=== Contact Form ===
Contributors: snehalpancholi
Tags: contact form, shortcode, honeypot, rate limiting, AJAX, spam protection
Requires at least: 6.0
Tested up to: 6.7
Stable tag: 1.0.0
Requires PHP: 8.1
License: GPL-2.0+
License URI: https://www.gnu.org/licenses/gpl-2.0.html

Simple contact form shortcode with honeypot spam protection, rate limiting, AJAX submission, and an admin submission viewer.

== Description ==

Contact Form adds a `[contact_form]` shortcode you can drop into any page or post.
Out of the box it provides:

* **Honeypot anti-spam** — an invisible field that trips up bots without annoying real visitors.
* **Rate limiting** — blocks more than 3 submissions per IP per hour using WordPress transients.
* **AJAX submission** — no page reload; inline success and error feedback.
* **Nonce protection** — every submission is verified with a WordPress nonce.
* **Server-side validation** — name, valid email, and a non-empty message are required.
* **Admin submission viewer** — browse, and delete stored submissions from Settings > Contact Form.
* **Flexible shortcode** — override the recipient email, subject, success message, and button label per-instance.
* **Translation-ready** — all strings use the `contact-form` text domain.

== Installation ==

1. Upload the `contact-form` folder to `/wp-content/plugins/`.
2. Activate the plugin through the **Plugins** screen in WordPress.
3. Go to **Settings > Contact Form** to configure the recipient email and other defaults.
4. Add `[contact_form]` to any page or post.

== Shortcode Usage ==

Basic:
`[contact_form]`

Custom recipient and button label:
`[contact_form to="hello@example.com" button="Get in Touch"]`

All attributes:
`[contact_form to="hello@example.com" subject="Website Enquiry" success="We'll be in touch soon!" button="Send Enquiry"]`

=== Shortcode Attributes ===

| Attribute | Default (from settings) | Description |
|-----------|------------------------|-------------|
| `to`      | Settings > Recipient Email or admin email | Email address that receives the submission. |
| `subject` | Settings > Default Subject | Email subject line. |
| `success` | Settings > Success Message | Message shown to the visitor after a successful send. |
| `button`  | Settings > Button Label | Label text on the submit button. |

== Frequently Asked Questions ==

= Will this work with page builders? =
Yes. Paste the shortcode into any shortcode block, Elementor HTML widget, Divi code module, or classic text widget.

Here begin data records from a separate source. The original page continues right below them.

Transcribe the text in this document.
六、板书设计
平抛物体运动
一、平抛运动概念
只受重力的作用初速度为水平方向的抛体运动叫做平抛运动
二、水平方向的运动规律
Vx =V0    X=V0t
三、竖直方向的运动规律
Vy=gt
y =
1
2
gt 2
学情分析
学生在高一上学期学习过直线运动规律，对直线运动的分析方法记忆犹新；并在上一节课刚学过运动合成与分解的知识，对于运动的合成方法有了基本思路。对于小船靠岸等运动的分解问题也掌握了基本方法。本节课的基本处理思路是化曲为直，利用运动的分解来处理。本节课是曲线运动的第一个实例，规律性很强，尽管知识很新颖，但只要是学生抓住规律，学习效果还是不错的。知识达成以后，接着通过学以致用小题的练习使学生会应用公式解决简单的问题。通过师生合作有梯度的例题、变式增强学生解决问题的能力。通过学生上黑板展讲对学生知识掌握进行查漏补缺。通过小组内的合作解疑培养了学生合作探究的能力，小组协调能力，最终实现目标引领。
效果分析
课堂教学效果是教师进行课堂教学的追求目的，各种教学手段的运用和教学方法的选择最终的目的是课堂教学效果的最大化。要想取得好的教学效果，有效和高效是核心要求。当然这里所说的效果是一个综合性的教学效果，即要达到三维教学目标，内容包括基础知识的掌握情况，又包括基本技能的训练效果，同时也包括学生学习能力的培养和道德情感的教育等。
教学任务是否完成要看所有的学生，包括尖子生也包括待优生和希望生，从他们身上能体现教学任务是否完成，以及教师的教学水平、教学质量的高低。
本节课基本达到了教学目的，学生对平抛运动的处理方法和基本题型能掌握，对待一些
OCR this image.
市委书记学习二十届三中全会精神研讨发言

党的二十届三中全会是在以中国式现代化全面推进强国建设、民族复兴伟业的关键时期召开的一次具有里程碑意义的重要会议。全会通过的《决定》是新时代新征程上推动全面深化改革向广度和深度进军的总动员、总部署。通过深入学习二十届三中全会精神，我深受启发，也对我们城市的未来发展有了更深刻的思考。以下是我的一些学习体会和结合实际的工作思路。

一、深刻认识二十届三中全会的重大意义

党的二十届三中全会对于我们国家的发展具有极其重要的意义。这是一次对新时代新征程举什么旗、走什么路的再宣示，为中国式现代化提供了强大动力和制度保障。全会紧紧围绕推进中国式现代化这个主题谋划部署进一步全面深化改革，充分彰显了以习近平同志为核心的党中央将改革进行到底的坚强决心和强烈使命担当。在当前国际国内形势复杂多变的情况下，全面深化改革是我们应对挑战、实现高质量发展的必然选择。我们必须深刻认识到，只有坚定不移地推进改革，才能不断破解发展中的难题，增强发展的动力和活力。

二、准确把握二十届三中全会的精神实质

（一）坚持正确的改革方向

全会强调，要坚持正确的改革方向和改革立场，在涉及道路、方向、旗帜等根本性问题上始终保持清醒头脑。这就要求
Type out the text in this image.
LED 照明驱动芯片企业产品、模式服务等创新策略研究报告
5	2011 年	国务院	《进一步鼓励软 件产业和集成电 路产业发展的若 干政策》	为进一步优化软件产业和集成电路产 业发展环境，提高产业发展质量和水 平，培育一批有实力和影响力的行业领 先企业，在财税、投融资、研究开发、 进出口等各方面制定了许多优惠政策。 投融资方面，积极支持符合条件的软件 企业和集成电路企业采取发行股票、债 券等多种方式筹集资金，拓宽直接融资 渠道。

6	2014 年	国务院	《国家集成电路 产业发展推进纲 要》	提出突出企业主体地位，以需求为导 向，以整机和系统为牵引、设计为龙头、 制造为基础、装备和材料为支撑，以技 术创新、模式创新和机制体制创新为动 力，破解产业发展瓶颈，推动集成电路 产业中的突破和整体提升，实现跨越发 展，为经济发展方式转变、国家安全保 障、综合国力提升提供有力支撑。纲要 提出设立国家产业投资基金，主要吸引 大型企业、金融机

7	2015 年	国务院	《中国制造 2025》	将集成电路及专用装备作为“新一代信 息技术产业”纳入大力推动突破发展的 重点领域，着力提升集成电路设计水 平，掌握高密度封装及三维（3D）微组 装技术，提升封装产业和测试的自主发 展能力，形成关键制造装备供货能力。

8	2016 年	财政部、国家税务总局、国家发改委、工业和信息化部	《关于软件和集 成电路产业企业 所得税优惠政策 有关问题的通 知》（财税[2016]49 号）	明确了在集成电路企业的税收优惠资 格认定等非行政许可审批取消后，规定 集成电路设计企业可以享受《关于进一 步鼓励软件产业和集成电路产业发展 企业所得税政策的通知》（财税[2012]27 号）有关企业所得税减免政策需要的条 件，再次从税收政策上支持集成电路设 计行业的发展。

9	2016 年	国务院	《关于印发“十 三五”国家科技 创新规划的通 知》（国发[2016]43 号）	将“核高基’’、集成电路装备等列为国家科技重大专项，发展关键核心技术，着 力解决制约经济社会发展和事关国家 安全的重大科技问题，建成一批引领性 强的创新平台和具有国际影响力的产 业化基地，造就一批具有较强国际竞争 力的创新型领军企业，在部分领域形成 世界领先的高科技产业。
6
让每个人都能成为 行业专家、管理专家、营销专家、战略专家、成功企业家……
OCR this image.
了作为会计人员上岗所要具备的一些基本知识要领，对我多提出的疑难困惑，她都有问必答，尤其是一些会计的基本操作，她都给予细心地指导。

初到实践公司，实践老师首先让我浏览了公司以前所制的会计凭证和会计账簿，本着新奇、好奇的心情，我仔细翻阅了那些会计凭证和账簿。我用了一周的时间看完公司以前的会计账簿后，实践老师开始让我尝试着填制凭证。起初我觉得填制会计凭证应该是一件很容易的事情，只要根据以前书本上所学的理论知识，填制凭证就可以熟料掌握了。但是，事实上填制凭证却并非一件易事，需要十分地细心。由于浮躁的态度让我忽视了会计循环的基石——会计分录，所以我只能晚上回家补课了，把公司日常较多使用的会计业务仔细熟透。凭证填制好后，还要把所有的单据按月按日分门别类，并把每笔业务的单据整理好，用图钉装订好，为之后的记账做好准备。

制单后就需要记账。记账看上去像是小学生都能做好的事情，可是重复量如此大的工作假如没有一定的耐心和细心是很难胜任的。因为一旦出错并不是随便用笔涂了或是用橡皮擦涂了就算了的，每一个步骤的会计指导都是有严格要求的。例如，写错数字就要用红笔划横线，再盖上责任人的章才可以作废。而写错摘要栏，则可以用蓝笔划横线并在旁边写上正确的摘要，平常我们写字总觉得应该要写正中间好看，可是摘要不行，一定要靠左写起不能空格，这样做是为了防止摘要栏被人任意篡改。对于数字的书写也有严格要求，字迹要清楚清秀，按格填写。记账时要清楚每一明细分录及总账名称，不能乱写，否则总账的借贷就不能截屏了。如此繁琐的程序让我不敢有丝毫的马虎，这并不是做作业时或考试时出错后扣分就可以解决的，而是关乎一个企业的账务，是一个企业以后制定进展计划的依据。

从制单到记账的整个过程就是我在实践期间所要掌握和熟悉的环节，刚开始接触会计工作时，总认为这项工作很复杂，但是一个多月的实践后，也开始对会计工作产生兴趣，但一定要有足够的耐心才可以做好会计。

= What email is used as the sender? =
The email is sent from the WordPress admin email address. The visitor's address is added as a Reply-To header so you can reply directly.

= How does rate limiting work? =
Each visitor IP may submit a maximum of 3 messages per hour. The counter is stored as a WordPress transient and expires automatically after one hour.

= Does it store submissions in the database? =
Yes, by default the last 100 submissions are saved to `wp_options` and are viewable in **Settings > Contact Form > Submissions**. You can disable storage under Settings.

= Is it GDPR-friendly? =
Submissions store the visitor's IP address and message content. You may disable storage entirely and rely on email delivery only. Always update your privacy policy to reflect what data you collect.

= How do I style the form? =
The plugin ships with `/assets/css/contact-form.css`. Override any CSS variables (`--ctf-primary`, `--ctf-border`, etc.) in your theme stylesheet.

== Screenshots ==

1. Front-end contact form with default styling.
2. Settings page — global defaults configuration.
3. Submissions tab — browseable log with delete controls.

== Changelog ==

= 1.0.0 =
* Initial release.

== Upgrade Notice ==

= 1.0.0 =
Initial release — no upgrade steps required.